There are two key reasons for this brutal energy truth: a small starting base for alternative energy, and the very high energy density of hydrocarbons. According to the Energy Information Administration (probably the only part of Jimmy Carter's DoE worth preserving), only 3.1% of our electricity comes for alternative sources, including wind and solar. When you start from such a small base, facing headwinds of growing global demand, even spectacular advances in technology won't make very dramatic dents in fractional contribution.  For an even more sobering historical energy perspective it's worthwhile listening to Vaclav Smil from the University of Manitoba. Smil explains that it typically takes at least 50 years before a new energy source (whether it's oil, natural gas, or nuclear) contributes even a 10% share to the energy pie chart.
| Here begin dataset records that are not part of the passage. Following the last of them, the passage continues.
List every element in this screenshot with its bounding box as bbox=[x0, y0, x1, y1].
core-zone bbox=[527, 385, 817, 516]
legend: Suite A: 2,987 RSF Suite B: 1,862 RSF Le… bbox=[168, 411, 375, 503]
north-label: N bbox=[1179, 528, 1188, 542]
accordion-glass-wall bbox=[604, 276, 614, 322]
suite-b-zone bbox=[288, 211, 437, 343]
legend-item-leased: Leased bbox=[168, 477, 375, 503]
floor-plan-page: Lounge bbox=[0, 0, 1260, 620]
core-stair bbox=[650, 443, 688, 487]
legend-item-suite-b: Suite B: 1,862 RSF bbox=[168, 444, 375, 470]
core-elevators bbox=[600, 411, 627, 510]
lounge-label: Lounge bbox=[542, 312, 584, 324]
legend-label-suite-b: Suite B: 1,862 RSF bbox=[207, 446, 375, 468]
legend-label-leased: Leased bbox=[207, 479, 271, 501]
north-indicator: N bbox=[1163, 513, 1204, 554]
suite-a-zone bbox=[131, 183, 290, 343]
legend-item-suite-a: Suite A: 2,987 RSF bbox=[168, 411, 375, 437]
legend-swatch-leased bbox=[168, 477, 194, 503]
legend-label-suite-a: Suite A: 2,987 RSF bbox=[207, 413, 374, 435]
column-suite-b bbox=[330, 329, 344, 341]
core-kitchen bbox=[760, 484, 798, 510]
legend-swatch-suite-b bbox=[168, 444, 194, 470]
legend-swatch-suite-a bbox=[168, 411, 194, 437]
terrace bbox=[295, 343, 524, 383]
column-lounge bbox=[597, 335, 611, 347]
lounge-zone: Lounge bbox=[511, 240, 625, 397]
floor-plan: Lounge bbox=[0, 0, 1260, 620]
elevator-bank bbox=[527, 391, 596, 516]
Energy density is just as unforgiving a parameter.  Nature has endowed hydrocarbons with high energy content in very small volumes.  When you look at the energy contained in a tank of gasoline and compare it to the tons of batteries that would be required to match its energy content an environmental radical should get quite depressed.  The same energy density dictates that huge swaths of land need to be dedicated for energy production from solar and wind, compared to the relatively minuscule footprints required for energy production from fossil fuels.

At the December 2008 Democratic Convention, Chu's future boss made the absurd claim that if elected he would guarantee that the United States would be energy independent in ten years.  We're approaching Obama's one-year anniversary.  Do you think that we're 10% towards energy independence?  Neither do I.  And we never will be without developing a lot more of our own oil, gas and coal.  And as long as Dr. Steven Chu is in charge of the DoE and Obama is our President that will never happen.